日本茶の湯文化史の新研究13

次に「異風」について。

前出の「津田宗及他会記」の「鶴嘴の花瓶」は千利休の茶会に用いられた茶器として、宗及にとっても極めて強く印象に残った茶器であったことが、彼の詳しい批評からも窺われた。宗及のこの批評の後半に、

此花びん、惣別、こびたる物にてハなく候、いふうなるハかりにて候、うつくしくはなやかに、いふうニ見え申し候、乍去、よわきやうニハ見え不申候

と述べている。

つまり:

  1. 媚びてはいない
  2. 異風である。
  3. うつくしく、はなやかである。
  4. 弱くはない。

という花瓶だったわけか。

先述したように、この花瓶は「こびたる」ものではなく、「真・行・草」の境界の内の「草」の境地に至らない花瓶であると宗及は批評した。

私は美意識と真行草を関連付けるのには反対なのだ。理由は追って述べる。

すなわち、ここの「異風」は座敷に関して茶会の亭主の人柄に相応した趣向を演出することが「異風」でないこと、すなわち「正風」体になるのである。

異風の反対が正風になるのは理解できる。
だが利休の鶴嘴の花瓶がどう異風だったかは理解できない。

利休のこの鶴嘴の花瓶は現代に伝わっていないから推測のよすががない…。

右のように、「異風」は「草」の境地、「異風」でないのは「真」の境地であるといってよい。
(略)
したがって、先に述べた「こびた」興趣もまた「異風」の感興の同種の表現であったと考えてよいのである。

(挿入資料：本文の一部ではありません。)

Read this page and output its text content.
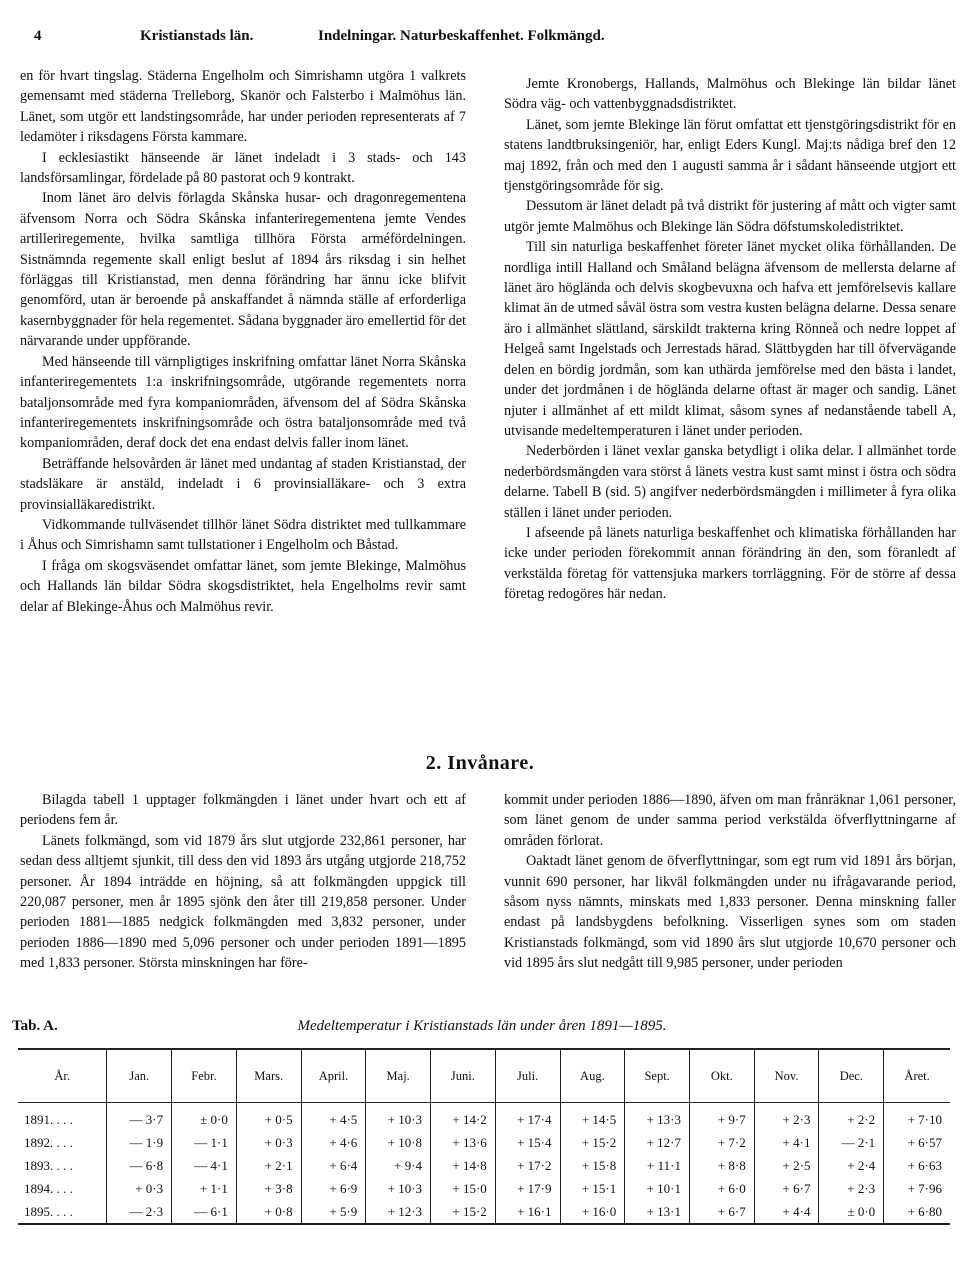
4	Kristianstads län.	Indelningar. Naturbeskaffenhet. Folkmängd.

en för hvart tingslag. Städerna Engelholm och Simrishamn utgöra 1 valkrets gemensamt med städerna Trelleborg, Skanör och Falsterbo i Malmöhus län. Länet, som utgör ett landstingsområde, har under perioden representerats af 7 ledamöter i riksdagens Första kammare.

I ecklesiastikt hänseende är länet indeladt i 3 stads- och 143 landsförsamlingar, fördelade på 80 pastorat och 9 kontrakt.

Inom länet äro delvis förlagda Skånska husar- och dragonregementena äfvensom Norra och Södra Skånska infanteriregementena jemte Vendes artilleriregemente, hvilka samtliga tillhöra Första arméfördelningen. Sistnämnda regemente skall enligt beslut af 1894 års riksdag i sin helhet förläggas till Kristianstad, men denna förändring har ännu icke blifvit genomförd, utan är beroende på anskaffandet å nämnda ställe af erforderliga kasernbyggnader för hela regementet. Sådana byggnader äro emellertid för det närvarande under uppförande.

Med hänseende till värnpligtiges inskrifning omfattar länet Norra Skånska infanteriregementets 1:a inskrifningsområde, utgörande regementets norra bataljonsområde med fyra kompaniområden, äfvensom del af Södra Skånska infanteriregementets inskrifningsområde och östra bataljonsområde med två kompaniområden, deraf dock det ena endast delvis faller inom länet.

Beträffande helsovården är länet med undantag af staden Kristianstad, der stadsläkare är anstäld, indeladt i 6 provinsialläkare- och 3 extra provinsialläkaredistrikt.

Vidkommande tullväsendet tillhör länet Södra distriktet med tullkammare i Åhus och Simrishamn samt tullstationer i Engelholm och Båstad.

I fråga om skogsväsendet omfattar länet, som jemte Blekinge, Malmöhus och Hallands län bildar Södra skogsdistriktet, hela Engelholms revir samt delar af Blekinge-Åhus och Malmöhus revir.

Jemte Kronobergs, Hallands, Malmöhus och Blekinge län bildar länet Södra väg- och vattenbyggnadsdistriktet.

Länet, som jemte Blekinge län förut omfattat ett tjenstgöringsdistrikt för en statens landtbruksingeniör, har, enligt Eders Kungl. Maj:ts nådiga bref den 12 maj 1892, från och med den 1 augusti samma år i sådant hänseende utgjort ett tjenstgöringsområde för sig.

Dessutom är länet deladt på två distrikt för justering af mått och vigter samt utgör jemte Malmöhus och Blekinge län Södra döfstumskoledistriktet.

Till sin naturliga beskaffenhet företer länet mycket olika förhållanden. De nordliga intill Halland och Småland belägna äfvensom de mellersta delarne af länet äro högländа och delvis skogbevuxna och hafva ett jemförelsevis kallare klimat än de utmed såväl östra som vestra kusten belägna delarne. Dessa senare äro i allmänhet slättland, särskildt trakterna kring Rönneå och nedre loppet af Helgeå samt Ingelstads och Jerrestads härad. Slättbygden har till öfvervägande delen en bördig jordmån, som kan uthärda jemförelse med den bästa i landet, under det jordmånen i de högländа delarne oftast är mager och sandig. Länet njuter i allmänhet af ett mildt klimat, såsom synes af nedanstående tabell A, utvisande medeltemperaturen i länet under perioden.

Nederbörden i länet vexlar ganska betydligt i olika delar. I allmänhet torde nederbördsmängden vara störst å länets vestra kust samt minst i östra och södra delarne. Tabell B (sid. 5) angifver nederbördsmängden i millimeter å fyra olika ställen i länet under perioden.

I afseende på länets naturliga beskaffenhet och klimatiska förhållanden har icke under perioden förekommit annan förändring än den, som föranledt af verkstälda företag för vattensjuka markers torrläggning. För de större af dessa företag redogöres här nedan.

2. Invånare.

Bilagda tabell 1 upptager folkmängden i länet under hvart och ett af periodens fem år.

Länets folkmängd, som vid 1879 års slut utgjorde 232,861 personer, har sedan dess alltjemt sjunkit, till dess den vid 1893 års utgång utgjorde 218,752 personer. År 1894 inträdde en höjning, så att folkmängden uppgick till 220,087 personer, men år 1895 sjönk den åter till 219,858 personer. Under perioden 1881—1885 nedgick folkmängden med 3,832 personer, under perioden 1886—1890 med 5,096 personer och under perioden 1891—1895 med 1,833 personer. Största minskningen har före-

kommit under perioden 1886—1890, äfven om man frånräknar 1,061 personer, som länet genom de under samma period verkstälda öfverflyttningarne af områden förlorat.

Oaktadt länet genom de öfverflyttningar, som egt rum vid 1891 års början, vunnit 690 personer, har likväl folkmängden under nu ifrågavarande period, såsom nyss nämnts, minskats med 1,833 personer. Denna minskning faller endast på landsbygdens befolkning. Visserligen synes som om staden Kristianstads folkmängd, som vid 1890 års slut utgjorde 10,670 personer och vid 1895 års slut nedgått till 9,985 personer, under perioden

Medeltemperatur i Kristianstads län under åren 1891—1895.
Tab. A.
År.	Jan.	Febr.	Mars.	April.	Maj.	Juni.	Juli.	Aug.	Sept.	Okt.	Nov.	Dec.	Året.
1891. . . .	— 3·7	± 0·0	+ 0·5	+ 4·5	+ 10·3	+ 14·2	+ 17·4	+ 14·5	+ 13·3	+ 9·7	+ 2·3	+ 2·2	+ 7·10
1892. . . .	— 1·9	— 1·1	+ 0·3	+ 4·6	+ 10·8	+ 13·6	+ 15·4	+ 15·2	+ 12·7	+ 7·2	+ 4·1	— 2·1	+ 6·57
1893. . . .	— 6·8	— 4·1	+ 2·1	+ 6·4	+ 9·4	+ 14·8	+ 17·2	+ 15·8	+ 11·1	+ 8·8	+ 2·5	+ 2·4	+ 6·63
1894. . . .	+ 0·3	+ 1·1	+ 3·8	+ 6·9	+ 10·3	+ 15·0	+ 17·9	+ 15·1	+ 10·1	+ 6·0	+ 6·7	+ 2·3	+ 7·96
1895. . . .	— 2·3	— 6·1	+ 0·8	+ 5·9	+ 12·3	+ 15·2	+ 16·1	+ 16·0	+ 13·1	+ 6·7	+ 4·4	± 0·0	+ 6·80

なんでも真行草に結びつけるものだから、最初と矛盾ができている。

「こびた」が「異風」の同種の表現であったなら「こびたる物にてハなく候、いふうなるハかりにて候」の説明がつかなくなってしまう。

微妙かつ多種に及ぶ美意識を、たった三つしかない真行草に転写するものだから、写像がおかしくなってしまうのだと思う。